La speranza del perdono       sì è data a chi la uole;20
     & io a colui la dono       che del suo peccato dole,
     non a quel che peccar sole       à spem ch’io non facci la uegnanza.
Po l peccato hauea commesso,       sì dicea del confessare;
     el nemico dicea con esso:       tu no l porrai mai fare;24
     co porrai pena portare       de cusì grande offensanza?
La pena che è portata       en questo mondo del peccato,
     lebbe cosa è reputata       a pensar de quello stato
     nel qual l’uomo n’è dannato       per la sua gran nequitanza.28
Col sozo laido peccato5       me tenea col uergognare
     & diceame: en esso stato       tu nol porrai confessare;
     co porrai al prete spalare       così grande abominanza?
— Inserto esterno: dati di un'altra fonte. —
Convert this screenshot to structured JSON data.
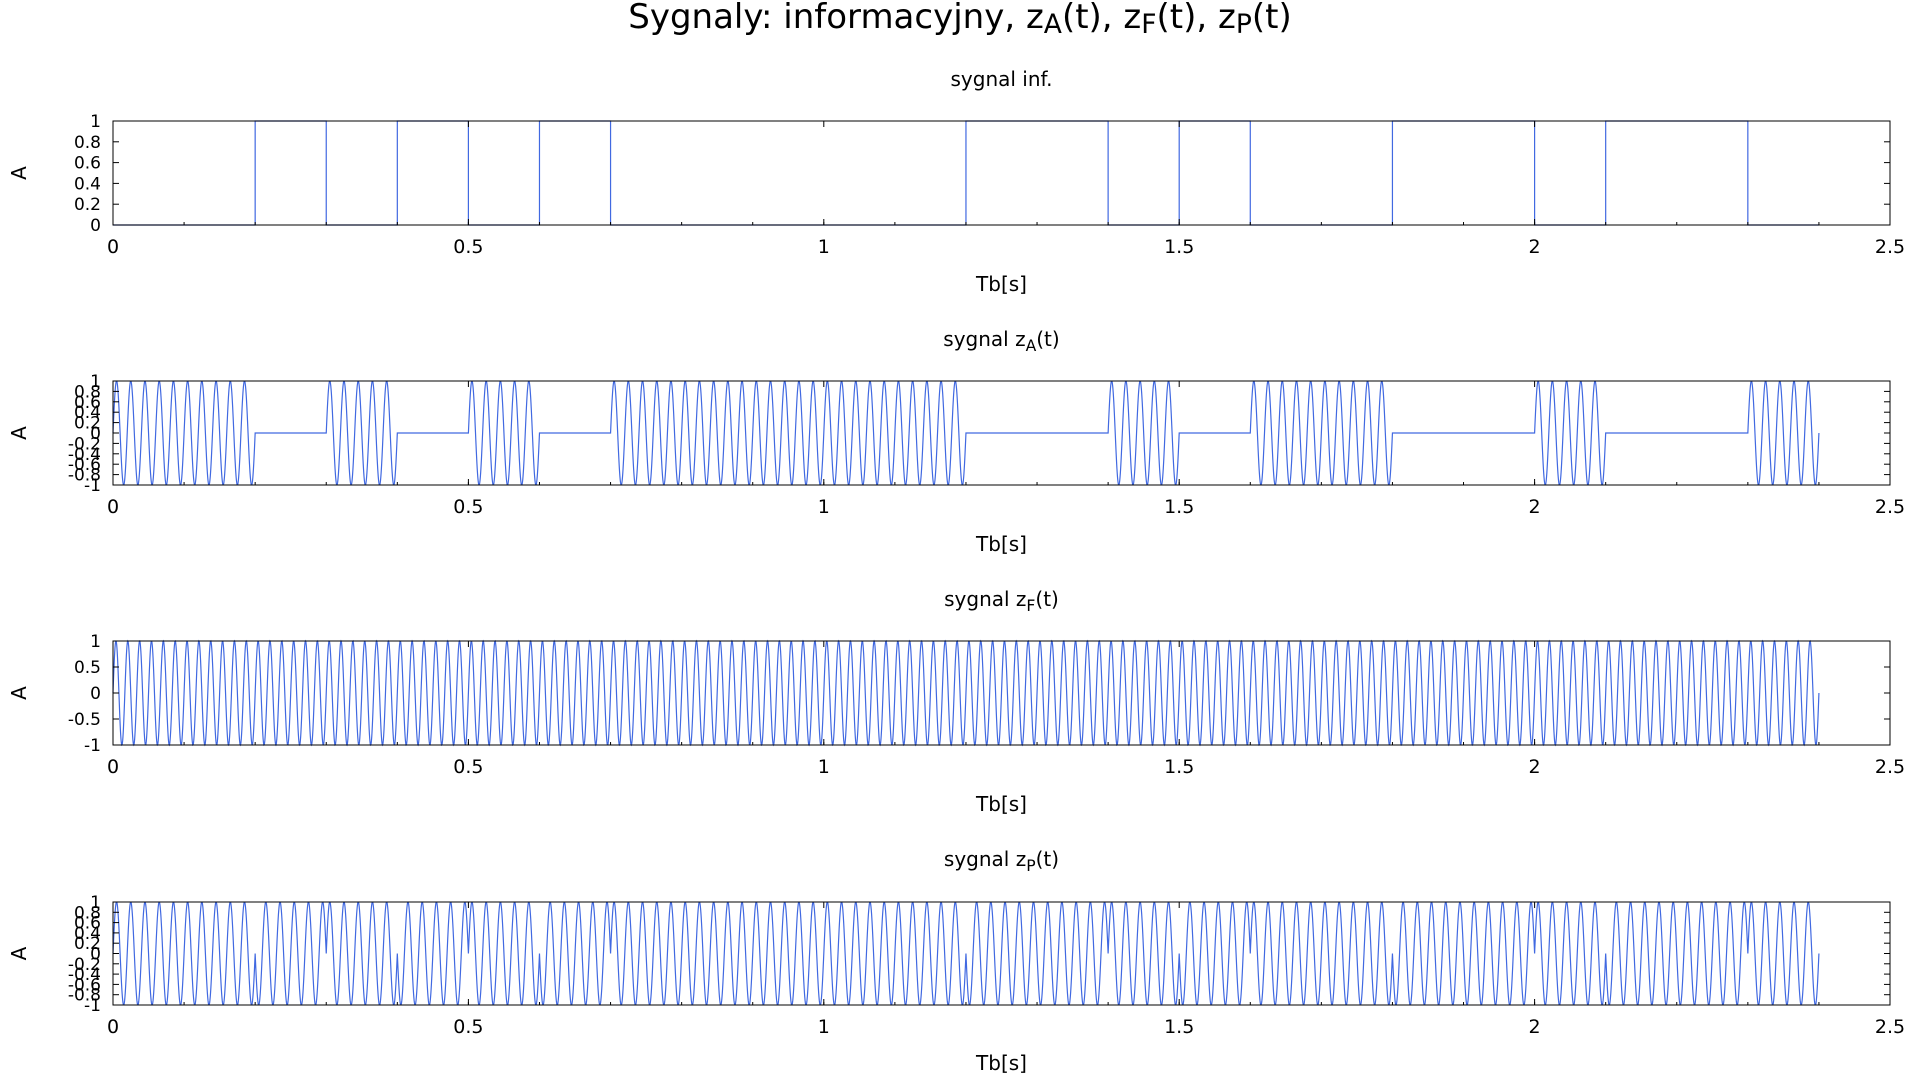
{
  "figure": {
    "title_main": "Sygnaly: informacyjny, z",
    "title_parts": [
      {
        "t": "Sygnaly: informacyjny, z",
        "sub": false
      },
      {
        "t": "A",
        "sub": true
      },
      {
        "t": "(t), z",
        "sub": false
      },
      {
        "t": "F",
        "sub": true
      },
      {
        "t": "(t), z",
        "sub": false
      },
      {
        "t": "P",
        "sub": true
      },
      {
        "t": "(t)",
        "sub": false
      }
    ]
  },
  "colors": {
    "line": "#4169e1",
    "axes": "#000000",
    "background": "#ffffff"
  },
  "chart_data": [
    {
      "type": "line",
      "title_parts": [
        {
          "t": "sygnal inf.",
          "sub": false
        }
      ],
      "xlabel": "Tb[s]",
      "ylabel": "A",
      "xlim": [
        0,
        2.5
      ],
      "ylim": [
        0,
        1
      ],
      "xticks": [
        "0",
        "0.5",
        "1",
        "1.5",
        "2",
        "2.5"
      ],
      "yticks": [
        "0",
        "0.2",
        "0.4",
        "0.6",
        "0.8",
        "1"
      ],
      "grid": false,
      "series": [
        {
          "kind": "bits",
          "bit_period": 0.1,
          "bits": [
            0,
            0,
            1,
            0,
            1,
            0,
            1,
            0,
            0,
            0,
            0,
            0,
            1,
            1,
            0,
            1,
            0,
            0,
            1,
            1,
            0,
            1,
            1,
            0
          ],
          "x_end": 2.4
        }
      ]
    },
    {
      "type": "line",
      "title_parts": [
        {
          "t": "sygnal z",
          "sub": false
        },
        {
          "t": "A",
          "sub": true
        },
        {
          "t": "(t)",
          "sub": false
        }
      ],
      "xlabel": "Tb[s]",
      "ylabel": "A",
      "xlim": [
        0,
        2.5
      ],
      "ylim": [
        -1,
        1
      ],
      "xticks": [
        "0",
        "0.5",
        "1",
        "1.5",
        "2",
        "2.5"
      ],
      "yticks": [
        "-1",
        "-0.8",
        "-0.6",
        "-0.4",
        "-0.2",
        "0",
        "0.2",
        "0.4",
        "0.6",
        "0.8",
        "1"
      ],
      "grid": false,
      "series": [
        {
          "kind": "ask",
          "carrier_cycles_per_bit": 5,
          "bit_period": 0.1,
          "bits": [
            1,
            1,
            0,
            1,
            0,
            1,
            0,
            1,
            1,
            1,
            1,
            1,
            0,
            0,
            1,
            0,
            1,
            1,
            0,
            0,
            1,
            0,
            0,
            1
          ],
          "x_end": 2.4
        }
      ]
    },
    {
      "type": "line",
      "title_parts": [
        {
          "t": "sygnal z",
          "sub": false
        },
        {
          "t": "F",
          "sub": true
        },
        {
          "t": "(t)",
          "sub": false
        }
      ],
      "xlabel": "Tb[s]",
      "ylabel": "A",
      "xlim": [
        0,
        2.5
      ],
      "ylim": [
        -1,
        1
      ],
      "xticks": [
        "0",
        "0.5",
        "1",
        "1.5",
        "2",
        "2.5"
      ],
      "yticks": [
        "-1",
        "-0.5",
        "0",
        "0.5",
        "1"
      ],
      "grid": false,
      "series": [
        {
          "kind": "fsk",
          "carrier_cycles_per_bit": 5,
          "bit_period": 0.1,
          "x_end": 2.4
        }
      ]
    },
    {
      "type": "line",
      "title_parts": [
        {
          "t": "sygnal z",
          "sub": false
        },
        {
          "t": "P",
          "sub": true
        },
        {
          "t": "(t)",
          "sub": false
        }
      ],
      "xlabel": "Tb[s]",
      "ylabel": "A",
      "xlim": [
        0,
        2.5
      ],
      "ylim": [
        -1,
        1
      ],
      "xticks": [
        "0",
        "0.5",
        "1",
        "1.5",
        "2",
        "2.5"
      ],
      "yticks": [
        "-1",
        "-0.8",
        "-0.6",
        "-0.4",
        "-0.2",
        "0",
        "0.2",
        "0.4",
        "0.6",
        "0.8",
        "1"
      ],
      "grid": false,
      "series": [
        {
          "kind": "psk",
          "carrier_cycles_per_bit": 5,
          "bit_period": 0.1,
          "bits": [
            1,
            1,
            0,
            1,
            0,
            1,
            0,
            1,
            1,
            1,
            1,
            1,
            0,
            0,
            1,
            0,
            1,
            1,
            0,
            0,
            1,
            0,
            0,
            1
          ],
          "x_end": 2.4
        }
      ]
    }
  ]
}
Meglio t’è d’auer uergogna       denante al preite mio,32
     che hauerla poi con doglia       al iudicar che farò io,
     che mostraraio el facto tio       en cusì grande adunanza.
Et io me rendo or pentuto       de la mia offensione,
     ché non so stato aueduto       de la mia saluatione;36
     pregote Dio, mio patrone,       che de me aggi piatanza.
Poi ch’a me te sei renduto,       sì te uoglio recepire;
     et questo pacto sia statuto       che non degge più fallire;
     ch’io non porrìa suffrire       cusì grande sconoscenza.40


De l’anema contrita de l’offesa di Dio.          .xi.


     SIgnore, damme la morte       nante ch’io più te offenda;
     et lo cor me se fenda       ch’en mal perseuerando.
Signor, non t’è giouato       mostrarme cortesìa;
     tanto so stato engrato,       pieno di uillanìa!4
     pun fin a la uita mia       ch’è gita te contrastando.